Werkende hoogopgeleiden van 25-34 jaar in Amsterdam, 2001-2009
Jongeren van niet-westerse herkomst halen steeds vaker een hoger opleidingsniveau. Hoe doen deze Amsterdamse jongeren van niet-westerse herkomst het op de arbeidsmarkt in vergelijking met hun autochtone leeftijdsgenoten en in vergelijking met niet-westerse hoogopgeleide jongeren in Nederland? En hoe staat het met jongeren die dit opleidingsniveau niet hebben?
In Amsterdam zijn hoogopgeleide jongeren (25-34 jaar) van niet-westerse herkomst bijna even vaak aan het werk (88 procent) als hun autochtone en westerse allochtone hoogopgeleide leeftijdsgenoten (92 procent). In Nederland is het verschil in netto participatie tussen niet-westerse allochtonen enerzijds en westerse allochtonen en autochtonen anderzijds nog wel aanwezig. In Nederland werkt, net als in Amsterdam, 92 procent van de hoogopgeleide westerse allochtonen en autochtonen. De netto participatie van niet-westerse allochtonen in Nederland is met 83 procent lager.

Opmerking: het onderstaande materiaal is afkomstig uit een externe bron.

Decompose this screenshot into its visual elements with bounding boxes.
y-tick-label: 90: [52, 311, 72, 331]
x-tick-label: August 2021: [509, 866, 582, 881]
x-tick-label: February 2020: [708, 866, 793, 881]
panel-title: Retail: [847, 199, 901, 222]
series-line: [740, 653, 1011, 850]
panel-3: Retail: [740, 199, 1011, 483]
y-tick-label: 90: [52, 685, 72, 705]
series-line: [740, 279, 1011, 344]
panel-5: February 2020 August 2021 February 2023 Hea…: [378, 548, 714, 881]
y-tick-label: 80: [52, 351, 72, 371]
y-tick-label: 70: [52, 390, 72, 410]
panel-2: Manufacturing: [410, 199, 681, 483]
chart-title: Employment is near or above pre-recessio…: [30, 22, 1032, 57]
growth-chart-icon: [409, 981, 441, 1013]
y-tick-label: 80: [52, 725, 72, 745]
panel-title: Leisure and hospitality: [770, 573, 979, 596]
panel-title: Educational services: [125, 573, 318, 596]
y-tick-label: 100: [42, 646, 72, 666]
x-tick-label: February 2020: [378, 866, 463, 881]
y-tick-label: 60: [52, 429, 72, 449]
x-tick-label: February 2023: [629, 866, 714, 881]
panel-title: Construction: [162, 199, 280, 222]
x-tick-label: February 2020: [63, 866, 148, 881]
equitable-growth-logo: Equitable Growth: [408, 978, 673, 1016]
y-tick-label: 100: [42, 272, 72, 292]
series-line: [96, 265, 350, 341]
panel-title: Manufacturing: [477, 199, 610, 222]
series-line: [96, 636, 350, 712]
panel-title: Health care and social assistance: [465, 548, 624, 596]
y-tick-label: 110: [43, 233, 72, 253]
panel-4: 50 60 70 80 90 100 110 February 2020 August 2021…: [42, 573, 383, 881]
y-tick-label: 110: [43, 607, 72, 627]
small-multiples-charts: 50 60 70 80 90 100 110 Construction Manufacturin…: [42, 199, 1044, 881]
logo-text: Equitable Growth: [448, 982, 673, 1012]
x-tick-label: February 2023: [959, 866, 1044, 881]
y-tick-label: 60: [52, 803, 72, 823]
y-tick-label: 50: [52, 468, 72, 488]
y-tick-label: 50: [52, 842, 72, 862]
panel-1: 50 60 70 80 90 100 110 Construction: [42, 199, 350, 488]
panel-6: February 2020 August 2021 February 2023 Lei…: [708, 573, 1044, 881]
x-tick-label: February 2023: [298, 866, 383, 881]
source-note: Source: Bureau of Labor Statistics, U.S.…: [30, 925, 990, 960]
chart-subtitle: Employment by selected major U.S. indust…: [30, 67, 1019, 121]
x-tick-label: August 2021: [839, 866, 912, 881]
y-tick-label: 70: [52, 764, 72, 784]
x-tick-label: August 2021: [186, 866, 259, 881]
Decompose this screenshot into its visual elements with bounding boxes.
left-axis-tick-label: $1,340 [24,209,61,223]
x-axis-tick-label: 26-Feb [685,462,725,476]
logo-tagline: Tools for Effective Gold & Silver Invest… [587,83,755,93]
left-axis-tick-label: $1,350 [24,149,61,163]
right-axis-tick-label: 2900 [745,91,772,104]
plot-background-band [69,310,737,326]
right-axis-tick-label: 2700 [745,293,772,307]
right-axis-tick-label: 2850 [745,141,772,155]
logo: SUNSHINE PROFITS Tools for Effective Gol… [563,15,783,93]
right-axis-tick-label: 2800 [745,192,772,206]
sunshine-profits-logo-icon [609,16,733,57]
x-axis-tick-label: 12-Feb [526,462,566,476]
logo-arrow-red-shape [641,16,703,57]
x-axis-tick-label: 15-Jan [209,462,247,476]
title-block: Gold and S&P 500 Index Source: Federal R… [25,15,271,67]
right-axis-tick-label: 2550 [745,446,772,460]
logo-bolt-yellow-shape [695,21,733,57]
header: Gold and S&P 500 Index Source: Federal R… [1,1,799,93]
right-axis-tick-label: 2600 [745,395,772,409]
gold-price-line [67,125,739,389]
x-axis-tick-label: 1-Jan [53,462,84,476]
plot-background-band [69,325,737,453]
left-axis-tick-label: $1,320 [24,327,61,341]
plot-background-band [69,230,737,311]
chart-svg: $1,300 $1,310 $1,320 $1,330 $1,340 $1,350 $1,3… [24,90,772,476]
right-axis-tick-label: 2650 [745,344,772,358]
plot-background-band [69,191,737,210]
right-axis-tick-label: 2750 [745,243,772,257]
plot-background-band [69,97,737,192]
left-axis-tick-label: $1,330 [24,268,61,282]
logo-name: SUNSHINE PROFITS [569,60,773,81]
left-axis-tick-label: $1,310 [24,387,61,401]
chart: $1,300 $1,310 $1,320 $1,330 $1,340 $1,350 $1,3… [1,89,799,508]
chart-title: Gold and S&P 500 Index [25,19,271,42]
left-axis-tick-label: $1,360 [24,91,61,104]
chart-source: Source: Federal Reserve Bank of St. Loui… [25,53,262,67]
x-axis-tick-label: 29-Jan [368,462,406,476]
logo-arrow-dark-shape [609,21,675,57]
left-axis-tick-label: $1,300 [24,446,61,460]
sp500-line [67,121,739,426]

De groep hoger opgeleiden groeit, meer jongeren volgen hoger onderwijs. Ook steeds meer jongeren van niet-westerse herkomst stromen door naar het hoger onderwijs. In het schooljaar 2007/’08 volgde één op de vijf Turkse, Marokkaanse en Surinaamse jongvolwassenen (19-24 jaar) hoger onderwijs. Bij de Antilliaanse jongvolwassenen was dit hoger (35 procent). Bij autochtone jongvolwassenen ligt het aandeel veel hoger: 63 procent. Een groot deel van hen komt ook speciaal voor studie naar Amsterdam toe. Vergeleken met de gemiddelde deelname aan hoger onderwijs van 19-24 jarigen in Nederland (32 procent) is het verschil kleiner.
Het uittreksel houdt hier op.